De acordo com o comunicado do CREPC do Algarve, o Instituto do Mar e da Atmosfera (IPMA) prevê, para as próximas 48 horas, a ocorrência de precipitação forte e muito frequente, acompanhada de vento até 30 km/h com rajadas até 80 km/h nas terras altas, com possibilidade de fenómenos extremos de vento e de trovoada.

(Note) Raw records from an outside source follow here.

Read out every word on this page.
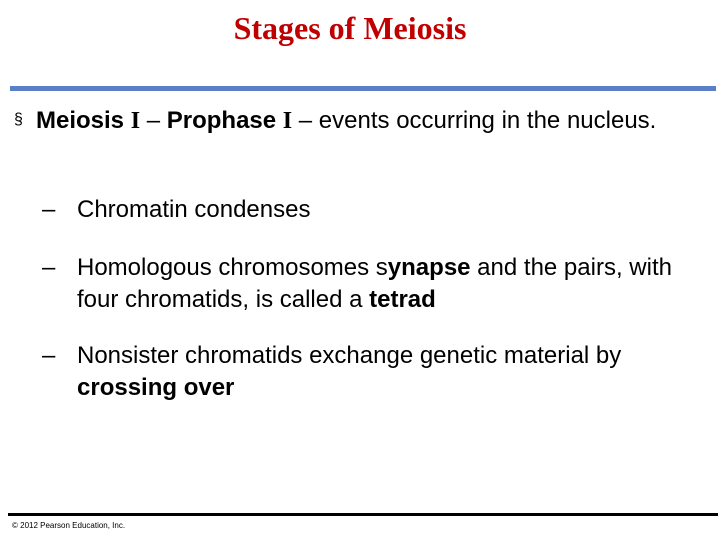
Stages of Meiosis
§ Meiosis I – Prophase I – events occurring in the nucleus.
– Chromatin condenses
– Homologous chromosomes synapse and the pairs, with four chromatids, is called a tetrad
– Nonsister chromatids exchange genetic material by crossing over
© 2012 Pearson Education, Inc.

De acordo com a informação disponibilizada pela APA, podem ocorrer variações significativas dos níveis hidrométricos nas zonas historicamente mais vulneráveis, hoje (10 OUT) e amanhã (11 OUT):
- Ribeiras do Algarve
Sotavento – Poderá ocorrer uma subida de caudais afluentes a Albufeira, Faro, Tavira;
Barlavento – Poderá ocorrer uma subida de caudais afluentes a Aljezur.
Efeitos Expectáveis
Os episódios típicos das estações de transição, com a ocorrência das primeiras chuvas, são propícios:
– À ocorrência de inundações em zonas urbanas, causadas por acumulação de águas pluviais por obstrução dos sistemas de escoamento;
– A ocorrência de cheias, potenciadas pelo transbordo do leito de alguns cursos de água, rios e ribeiras;
– Ao arrastamento para as vias rodoviárias de objetos soltos, ou ao desprendimento de estruturas móveis ou deficientemente fixadas, por efeito de episódios de vento forte, que podem causar acidentes com veículos em circulação ou transeuntes na via pública.

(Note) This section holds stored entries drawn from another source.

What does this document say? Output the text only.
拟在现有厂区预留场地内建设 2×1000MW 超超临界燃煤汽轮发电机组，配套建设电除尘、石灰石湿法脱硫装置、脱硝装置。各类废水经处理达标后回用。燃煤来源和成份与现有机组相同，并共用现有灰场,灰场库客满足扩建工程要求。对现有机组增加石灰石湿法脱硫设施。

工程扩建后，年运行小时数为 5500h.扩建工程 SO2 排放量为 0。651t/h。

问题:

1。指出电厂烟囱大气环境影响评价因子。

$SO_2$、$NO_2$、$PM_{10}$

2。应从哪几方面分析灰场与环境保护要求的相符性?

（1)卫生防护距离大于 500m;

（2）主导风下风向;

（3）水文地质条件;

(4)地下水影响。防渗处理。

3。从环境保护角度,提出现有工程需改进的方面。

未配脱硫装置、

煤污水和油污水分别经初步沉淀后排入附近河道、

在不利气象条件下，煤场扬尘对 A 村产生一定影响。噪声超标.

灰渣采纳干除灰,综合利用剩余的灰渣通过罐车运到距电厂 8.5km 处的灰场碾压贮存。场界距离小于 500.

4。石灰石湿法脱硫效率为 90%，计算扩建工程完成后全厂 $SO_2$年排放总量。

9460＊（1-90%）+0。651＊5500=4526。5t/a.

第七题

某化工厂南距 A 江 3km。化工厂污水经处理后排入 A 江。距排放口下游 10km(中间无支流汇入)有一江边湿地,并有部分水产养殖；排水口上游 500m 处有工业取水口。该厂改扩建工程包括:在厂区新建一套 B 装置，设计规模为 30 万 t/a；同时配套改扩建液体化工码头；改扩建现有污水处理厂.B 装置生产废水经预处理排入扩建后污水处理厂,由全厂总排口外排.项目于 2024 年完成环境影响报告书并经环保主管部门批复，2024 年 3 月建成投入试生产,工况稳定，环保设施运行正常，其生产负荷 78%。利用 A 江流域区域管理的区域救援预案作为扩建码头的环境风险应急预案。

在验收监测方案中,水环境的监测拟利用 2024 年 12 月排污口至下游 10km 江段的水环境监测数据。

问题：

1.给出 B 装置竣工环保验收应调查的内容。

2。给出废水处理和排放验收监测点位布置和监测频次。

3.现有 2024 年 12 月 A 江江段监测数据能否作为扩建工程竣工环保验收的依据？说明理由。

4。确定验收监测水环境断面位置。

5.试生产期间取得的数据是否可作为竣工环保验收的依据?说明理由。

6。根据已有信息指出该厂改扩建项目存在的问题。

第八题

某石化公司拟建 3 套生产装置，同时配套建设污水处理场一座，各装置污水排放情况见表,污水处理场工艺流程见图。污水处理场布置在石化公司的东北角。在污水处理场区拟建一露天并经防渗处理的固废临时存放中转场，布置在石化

A morfologia do solo e a hidrografia do Algarve proporcionam enxurradas, cheias e inundações, sempre que se verifiquem chuvas muito intensas e prolongadas;
A existência de uma linha de costa extensa, e já por si fragilizada, pela aceleração do processo erosivo, implica especial cuidado face aos efeitos destrutivos dos fenómenos de inundações e galgamentos costeiros;
As primeiras precipitações, que desencadeiam por vezes ocorrências sem grande impacto, poderão revelar-se, no seu conjunto, de maior gravidade, em especial no domínio dos acidentes rodoviários e inundações urbanas.

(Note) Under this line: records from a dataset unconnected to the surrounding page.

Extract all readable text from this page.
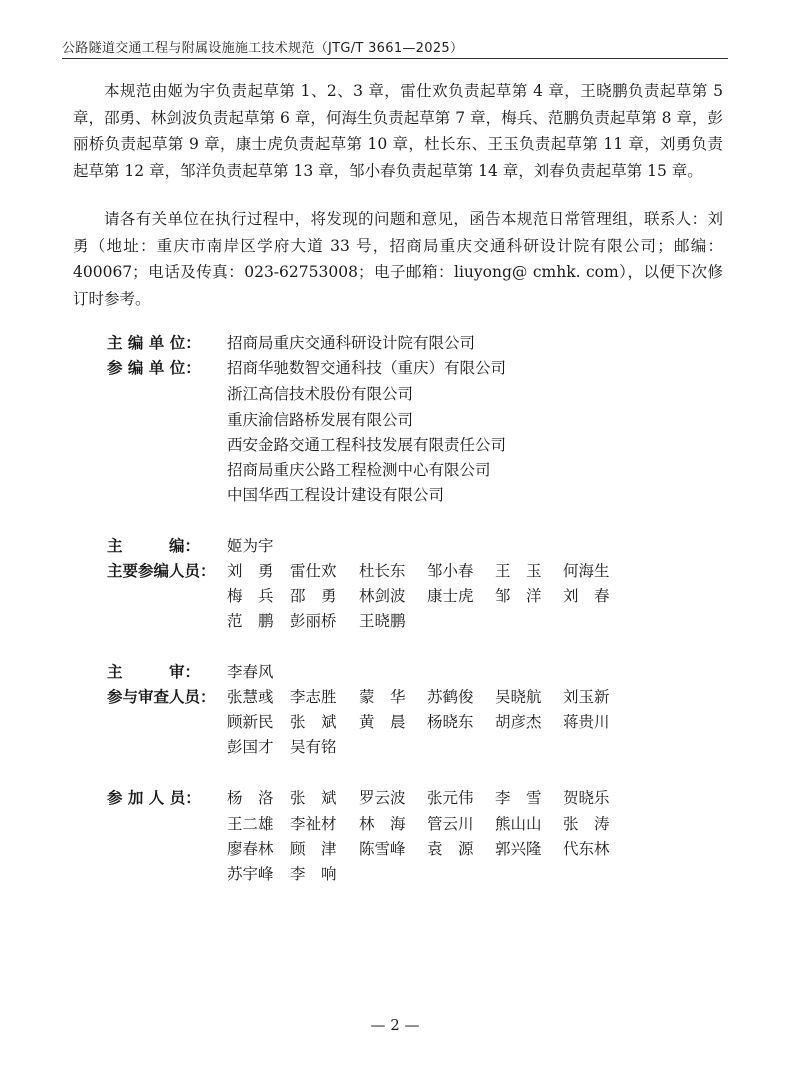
公路隧道交通工程与附属设施施工技术规范（JTG/T 3661—2025）

本规范由姬为宇负责起草第 1、2、3 章，雷仕欢负责起草第 4 章，王晓鹏负责起草第 5 章，邵勇、林剑波负责起草第 6 章，何海生负责起草第 7 章，梅兵、范鹏负责起草第 8 章，彭丽桥负责起草第 9 章，康士虎负责起草第 10 章，杜长东、王玉负责起草第 11 章，刘勇负责起草第 12 章，邹洋负责起草第 13 章，邹小春负责起草第 14 章，刘春负责起草第 15 章。

请各有关单位在执行过程中，将发现的问题和意见，函告本规范日常管理组，联系人：刘勇（地址：重庆市南岸区学府大道 33 号，招商局重庆交通科研设计院有限公司；邮编：400067；电话及传真：023-62753008；电子邮箱：liuyong@ cmhk. com），以便下次修订时参考。

主 编 单 位：	招商局重庆交通科研设计院有限公司
参 编 单 位：	招商华驰数智交通科技（重庆）有限公司
浙江高信技术股份有限公司
重庆渝信路桥发展有限公司
西安金路交通工程科技发展有限责任公司
招商局重庆公路工程检测中心有限公司
中国华西工程设计建设有限公司
主　　　编：	姬为宇
主要参编人员： 刘　勇 雷仕欢 杜长东 邹小春 王　玉 何海生
梅　兵 邵　勇 林剑波 康士虎 邹　洋 刘　春
范　鹏 彭丽桥 王晓鹏
主　　　审：	李春风
参与审查人员： 张慧彧 李志胜 蒙　华 苏鹤俊 吴晓航 刘玉新
顾新民 张　斌 黄　晨 杨晓东 胡彦杰 蒋贵川
彭国才 吴有铭
参 加 人 员：	杨　洛 张　斌 罗云波 张元伟 李　雪 贺晓乐
王二雄 李祉材 林　海 管云川 熊山山 张　涛
廖春林 顾　津 陈雪峰 袁　源 郭兴隆 代东林
苏宇峰 李　响
— 2 —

Medidas Preventivas e de Autoproteção
A redução do eventual impacto destes efeitos depende, também, da adoção de comportamentos adequados, pelo que, em particular nas zonas historicamente mais vulneráveis, recomenda-se:
– A desobstrução dos sistemas de escoamento das águas pluviais e retirada de inertes e outros objetos que possam ser arrastados ou criem obstáculos ao livre escoamento das águas;
– Fixação de estruturas soltas, nomeadamente, andaimes, placards e outros elementos suspensos;
– Especial cuidado na circulação e permanência junto de áreas arborizadas, estando atento para a possibilidade de queda de ramos e árvores, em virtude de vento mais forte;
– Uma condução defensiva, reduzindo a velocidade e tendo especial cuidado com a possível formação de lençóis de água nas vias, restringindo as deslocações ao mínimo essencial;
– Que não sejam atravessadas zonas inundadas, de modo a precaver o arrastamento de pessoas ou viaturas para buracos no pavimento ou caixas de esgoto abertas;
– Uma atenção redobrada às informações da meteorologia e às indicações da Proteção Civil e Forças de Segurança.